Crouch argues that the omnipresence of social media has created a new sort of shame culture.
But is this quite right?
I would put it a little differently than Brooks or Couch.
The classic argument is that we lost the ability to be a shame culture when we moved from rural areas and small towns to big, anonymous cities where either nobody knew us OR if they shamed us we could easily find another group of friends (easier than living in a town of 200, for example).
I think it's possible that we've lost both guilt and shame, by and large. The move from absolutes to relatives cuts down on guilt, and I explained shame above. In certain aspects we have a greed culture -- what's best for me, which is inherently socially isolating.
Perhaps this is part of the decline in religious observance in the West -- guilt, shame and fear (of Hell) were major factors in sustaining religious observance.
Honor-Shame evolving into Fame-Shame
But now, having thought a bit more about Crouch's argument, I'm more sympathetic to his point -- that in social media communities such as Facebook, we have created an arena in which we can be shamed by information we have shared (or videos that have been taken of us, etc.) Rather than being born into a small-town community, we signed onto it.
But on Facebook, we're being shamed by idiots, rather than the classic small-minded small-town people -- usually good people with a different/narrower point of view.
And instead of the opposite of shame being honor (external) or self-esteem (internal), "large parts of our culture are starting to look something like a postmodern fame-shame culture."

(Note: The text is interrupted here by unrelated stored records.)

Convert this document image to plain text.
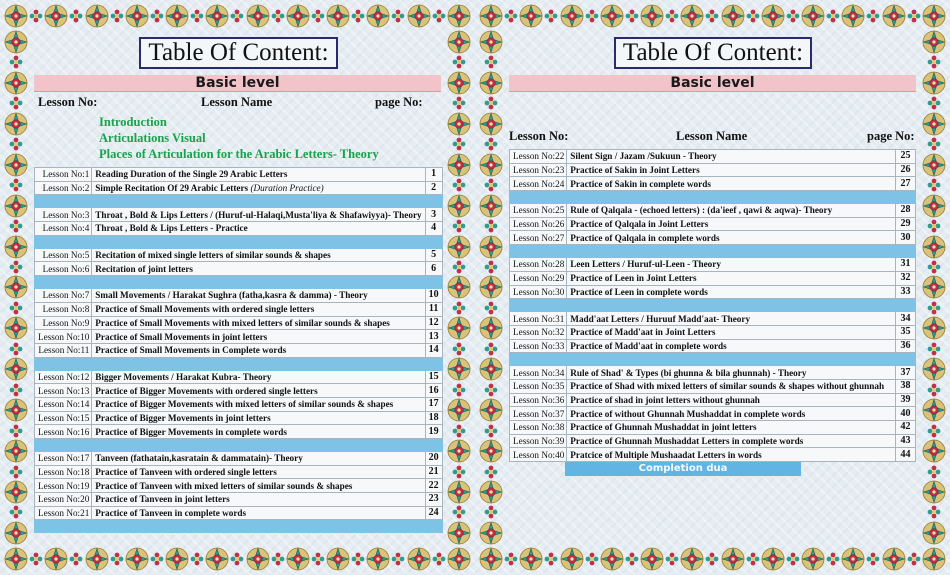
Table Of Content:
Basic level
Lesson No:	Lesson Name	page No:
Introduction
Articulations Visual
Places of Articulation for the Arabic Letters- Theory
Lesson No:1	Reading Duration of the Single 29 Arabic Letters	1
Lesson No:2	Simple Recitation Of 29 Arabic Letters (Duration Practice)	2

Lesson No:3	Throat , Bold & Lips Letters / (Huruf-ul-Halaqi,Musta'liya & Shafawiyya)- Theory	3
Lesson No:4	Throat , Bold & Lips Letters - Practice	4

Lesson No:5	Recitation of mixed single letters of similar sounds & shapes	5
Lesson No:6	Recitation of joint letters	6

Lesson No:7	Small Movements / Harakat Sughra (fatha,kasra & damma) - Theory	10
Lesson No:8	Practice of Small Movements with ordered single letters	11
Lesson No:9	Practice of Small Movements with mixed letters of similar sounds & shapes	12
Lesson No:10	Practice of Small Movements in joint letters	13
Lesson No:11	Practice of Small Movements in Complete words	14

Lesson No:12	Bigger Movements / Harakat Kubra- Theory	15
Lesson No:13	Practice of Bigger Movements with ordered single letters	16
Lesson No:14	Practice of Bigger Movements with mixed letters of similar sounds & shapes	17
Lesson No:15	Practice of Bigger Movements in joint letters	18
Lesson No:16	Practice of Bigger Movements in complete words	19

Lesson No:17	Tanveen (fathatain,kasratain & dammatain)- Theory	20
Lesson No:18	Practice of Tanveen with ordered single letters	21
Lesson No:19	Practice of Tanveen with mixed letters of similar sounds & shapes	22
Lesson No:20	Practice of Tanveen in joint letters	23
Lesson No:21	Practice of Tanveen in complete words	24

Table Of Content:
Basic level
Lesson No:	Lesson Name	page No:
Lesson No:22	Silent Sign / Jazam /Sukuun - Theory	25
Lesson No:23	Practice of Sakin in Joint Letters	26
Lesson No:24	Practice of Sakin in complete words	27

Lesson No:25	Rule of Qalqala - (echoed letters) : (da'ieef , qawi & aqwa)- Theory	28
Lesson No:26	Practice of Qalqala in Joint Letters	29
Lesson No:27	Practice of Qalqala in complete words	30

Lesson No:28	Leen Letters / Huruf-ul-Leen - Theory	31
Lesson No:29	Practice of Leen in Joint Letters	32
Lesson No:30	Practice of Leen in complete words	33

Lesson No:31	Madd'aat Letters / Huruuf Madd'aat- Theory	34
Lesson No:32	Practice of Madd'aat in Joint Letters	35
Lesson No:33	Practice of Madd'aat in complete words	36

Lesson No:34	Rule of Shad' & Types (bi ghunna & bila ghunnah) - Theory	37
Lesson No:35	Practice of Shad with mixed letters of similar sounds & shapes without ghunnah	38
Lesson No:36	Practice of shad in joint letters without ghunnah	39
Lesson No:37	Practice of without Ghunnah Mushaddat in complete words	40
Lesson No:38	Practice of Ghunnah Mushaddat in joint letters	42
Lesson No:39	Practice of Ghunnah Mushaddat Letters in complete words	43
Lesson No:40	Pratcice of Multiple Mushaadat Letters in words	44
Completion dua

Fame is, of course, much different than honor.
Is shame good for us?
Here Couch and Brooks disagree:
Couch sees an opportunity:
“Honor–shame dynamics are intrinsic to the gospel,” missionary executive Werner Mischke told the ION attendees, “not just a lens we put on to make the gospel understandable to oral cultures. When we read the Bible’s emphasis on honor and shame, we are taking our Western lenses off to see what’s actually there.”Brooks isn't so happy about the return of shame:
The guilt culture could be harsh, but at least you could hate the sin and still love the sinner. The modern shame culture allegedly values inclusion and tolerance, but it can be strangely unmerciful to those who disagree and to those who don’t fit in.I'm more with Brooks on this in my current thinking. I see polarization causing a lot of harm in the U.S. -- where we tend to just listen to people and sources that agree with us, which isolates our thought and gives power to that thought -- we dare not disagree with these people and sources, or we will become shamed.